A number of RDC genes, for example, the neurexins (Treutlein et al. 2014), are thought to produce numerous isoforms via differential RNA processing. Beyond such a diversification mechanism, we propose that RDC-based recombination, by generating exon deletions, might “hard-wire” expression of variant RDC products in NSPCs and, thereby, contribute to neural diversity. Our current findings suggest that such putative activities would occur in NSPCs and the products of recombination events would be carried on into mature neurons; in this regard, the process would be somewhat analogous to V(D)J recombination. However, the actual exon shuffling mechanism we propose would be more similar to IgH CSR, creating different isoforms of the protein rather than creating new exons (Fig. 1). In this scenario, the evolution of long, neural genes that are largely comprised of intronic sequences into which are embedded small exons (Smith et al. 2006) could have evolved to provide large target introns for more random stress-associated DSBs in NSPC development. This would be a different solution to the problem of targeted exon shuffling than that employed by CSR, in which DSBs are introduced into specialized intronic switch region sequences (Fig. 1). Whether or not the processes that generate RDC genes are specialized to the neural lineage will require further investigation, as will the question of whether enhanced replication stress at the stem and progenitor development stages during neural development could, via an RDC-based mechanism, contribute to neural disease.

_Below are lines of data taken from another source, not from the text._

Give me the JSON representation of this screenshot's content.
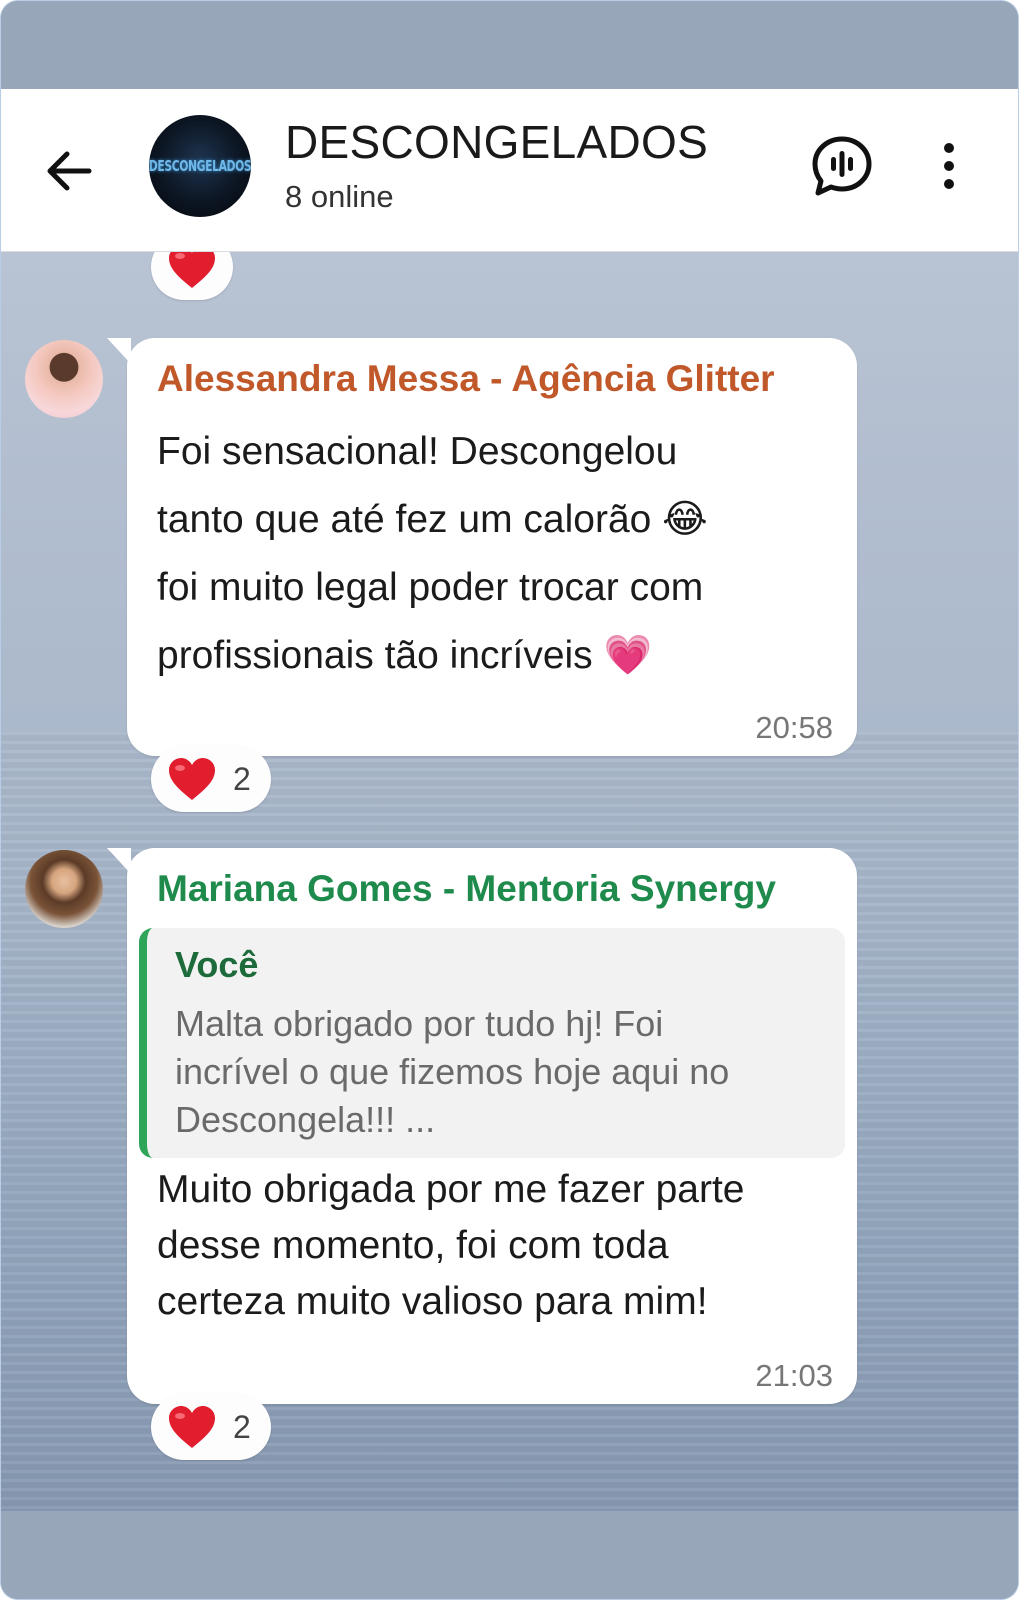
{
  "header": {
    "title": "DESCONGELADOS",
    "status": "8 online",
    "avatar_logo_text": "DESCONGELADOS"
  },
  "messages": [
    {
      "sender": "Alessandra Messa - Agência Glitter",
      "sender_color": "#c0582a",
      "text": "Foi sensacional! Descongelou\ntanto que até fez um calorão 😂\nfoi muito legal poder trocar com\nprofissionais tão incríveis 💗",
      "time": "20:58",
      "reaction": {
        "emoji": "heart",
        "count": "2"
      }
    },
    {
      "sender": "Mariana Gomes - Mentoria Synergy",
      "sender_color": "#1e8a4c",
      "quote": {
        "author": "Você",
        "text": "Malta obrigado por tudo hj! Foi\nincrível o que fizemos hoje aqui no\nDescongela!!! ..."
      },
      "text": "Muito obrigada por me fazer parte\ndesse momento, foi com toda\ncerteza muito valioso para mim!",
      "time": "21:03",
      "reaction": {
        "emoji": "heart",
        "count": "2"
      }
    }
  ],
  "colors": {
    "heart": "#e11d2e",
    "quote_bar": "#2fa55a",
    "chat_bg": "#a9b7c9"
  }
}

RDCs also potentially provide a mechanistic basis for many common fragile sites and certain CNVs, which may result from transcription/replication collisions in generating DSBs or other lesions (Glover and Wilson 2016; Wei et al. 2016). Two NSPC-RDC genes, CDH13 and NRXN3, are within recurrent CNVs in human MBs (Northcott et al. 2012; Rausch et al. 2012) and several candidate RDCs lie proximal to mouse N-myc (Wei, Schwer and Alt, unpublished data). It is possible that RDCs contribute to recurrent genomic variations we and others have found in MBs (Yan et al. 2006), which may offer a mechanism to support the speculation from long ago that proximal, recurrent DSBs during neuroblast differentiation contribute to N-myc amplification in human neuroblastomas (Kohl et al. 1983). A number of the 27 identified NSPC RDC-genes undergo somatic genomic rearrangements, including deletions, amplifications, and translocations in various types of cancer (see Wei et al. 2016), and some undergo CNVs in embryonic stem cells and fibroblasts (Wilson et al. 2015; Glover and Wilson 2016). Our HTGTS analysis of additional cell types could identify potential spontaneous or replication stress-induced RDCs in other cell types and, more generally, could shed light on the mechanisms underlying the genetic variations in a range of cancers.